I won’t dwell here on the scatological details that sent me in an ambulance to the Presbyterian Hospital except to say that the drive was preceded by a loss of blood, a lot of blood, and a couple of episodes of abject misery in which I didn’t only think I was dying, I wanted to.

While hospitalized, a CT scan found a benign growth in my colon and a malignant one in my lung.

“It’s in the upper part of your right lung,” the doctor said. “Because of its location and your COPD, the mass is inoperable.”

This is my punishment for years of a tw0-pack-a-day habit.

That meant chemo and radiation treatments.

I surprised myself with the lack of anxiety I felt on hearing the news. I had thought that getting a cancer diagnosis was a death warrant. Though a blood transfusion or two and some hospital-strength drugs had reduced the misery to a shadow of itself, I remained yet alert to the meaning of the doctor’s words. Instead of foreseeing the gloom of financial issues, side effects, the commitment of large blocks of time, I saw myself writing about the experience. For some time, my blog had seen an occasional post about whatever interested me at the moment, but it carried no consistency and no theme. Every post was a writing experiment, and every post followed a long period of staring at the blank page. I occasionally submitted work to online content mills and literary magazines, but the blog remained a place for sporadic and too-often unrelated material.
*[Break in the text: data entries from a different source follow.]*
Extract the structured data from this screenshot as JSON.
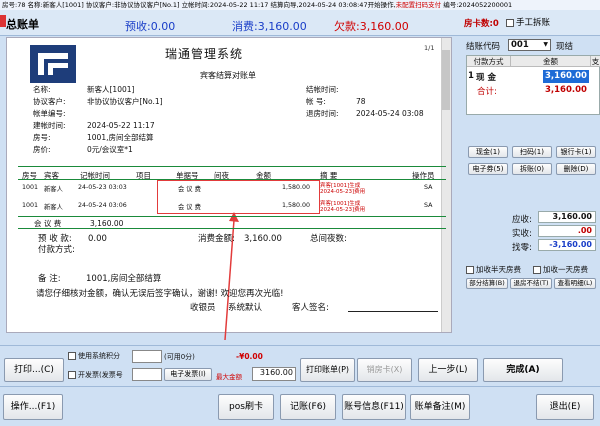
{
  "titlebar": {
    "text": "房号:78 名称:新客人[1001] 协议客户:非协议协议客户[No.1] 立帐时间:2024-05-22 11:17 结算向导,2024-05-24 03:08:47开始操作,",
    "warning": "未配置扫码支付",
    "tail": " 编号:2024052200001"
  },
  "header": {
    "title": "总账单",
    "deposit": "预收:0.00",
    "consumption": "消费:3,160.00",
    "owed": "欠款:3,160.00",
    "room_cards": "房卡数:0",
    "manual_split": "手工拆账"
  },
  "doc": {
    "company": "瑞通管理系统",
    "subtitle": "宾客结算对账单",
    "page": "1/1",
    "fields": {
      "name_label": "名称:",
      "name": "新客人[1001]",
      "agreement_label": "协议客户:",
      "agreement": "非协议协议客户[No.1]",
      "account_label": "帐单编号:",
      "account": "",
      "created_label": "建帐时间:",
      "created": "2024-05-22 11:17",
      "room_label": "房号:",
      "room": "1001,房间全部结算",
      "price_label": "房价:",
      "price": "0元/会议室*1",
      "checkout_label": "结帐时间:",
      "checkout": "",
      "acct_no_label": "帐    号:",
      "acct_no": "78",
      "leave_label": "退房时间:",
      "leave": "2024-05-24 03:08"
    },
    "columns": [
      "房号",
      "宾客",
      "记帐时间",
      "项目",
      "单据号",
      "间夜",
      "金额",
      "摘    要",
      "操作员"
    ],
    "rows": [
      {
        "room": "1001",
        "guest": "新客人",
        "time": "24-05-23 03:03",
        "item": "会 议 费",
        "doc": "",
        "nights": "",
        "amount": "1,580.00",
        "summary_1": "宾客[1001]生成",
        "summary_2": "2024-05-23]费用",
        "op": "SA"
      },
      {
        "room": "1001",
        "guest": "新客人",
        "time": "24-05-24 03:06",
        "item": "会 议 费",
        "doc": "",
        "nights": "",
        "amount": "1,580.00",
        "summary_1": "宾客[1001]生成",
        "summary_2": "2024-05-23]费用",
        "op": "SA"
      }
    ],
    "subtotal_label": "会 议 费",
    "subtotal": "3,160.00",
    "prepaid_label": "预 收 款:",
    "prepaid": "0.00",
    "consumed_label": "消费金额:",
    "consumed": "3,160.00",
    "nights_label": "总间夜数:",
    "nights_total": "",
    "pay_label": "付款方式:",
    "remark_label": "备    注:",
    "remark": "1001,房间全部结算",
    "notice": "请您仔细核对金额，确认无误后签字确认，谢谢! 欢迎您再次光临!",
    "cashier_label": "收银员",
    "cashier": "系统默认",
    "sign_label": "客人签名:"
  },
  "right": {
    "code_label": "结账代码",
    "code_value": "001",
    "cash_label": "现结",
    "grid_headers": [
      "付款方式",
      "金额",
      "支"
    ],
    "grid_row_index": "1",
    "grid_row_method": "现 金",
    "grid_row_amount": "3,160.00",
    "total_label": "合计:",
    "total_value": "3,160.00",
    "buttons": [
      "现金(1)",
      "扫码(1)",
      "银行卡(1)",
      "电子券(5)",
      "拆账(0)",
      "删除(D)"
    ],
    "receivable_label": "应收:",
    "receivable": "3,160.00",
    "received_label": "实收:",
    "received": ".00",
    "change_label": "找零:",
    "change": "-3,160.00",
    "half_day": "加收半天房费",
    "full_day": "加收一天房费",
    "small_buttons": [
      "部分结算(B)",
      "退房不结(T)",
      "查看明细(L)"
    ]
  },
  "bottom": {
    "print": "打印...(C)",
    "use_points": "使用系统积分",
    "points_avail": "(可用0分)",
    "points_amount": "-¥0.00",
    "invoice": "开发票(发票号",
    "e_invoice": "电子发票(I)",
    "max_amount": "最大金额",
    "max_value": "3160.00",
    "print_bill": "打印账单(P)",
    "room_card": "销房卡(X)",
    "prev": "上一步(L)",
    "finish": "完成(A)",
    "ops": "操作...(F1)",
    "pos": "pos刷卡",
    "record": "记账(F6)",
    "acct_info": "账号信息(F11)",
    "bill_note": "账单备注(M)",
    "exit": "退出(E)"
  }
}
Now, I thought, it has a purpose. Finally.

Now I can write here with a theme, a plan, and a service to those 1,700,000 who might follow me to the radiation and chemo labs over the next twelve months.

A visit to an oncologist laid out the early stages of a plan. First, an intravenous dose of iron to beat back the anemia that resulted from blood loss and from cancer, then, a class to educate me on the procedures I will undergo, and finally, the radiologist. There will be more, so much more, but that is the plan at this moment.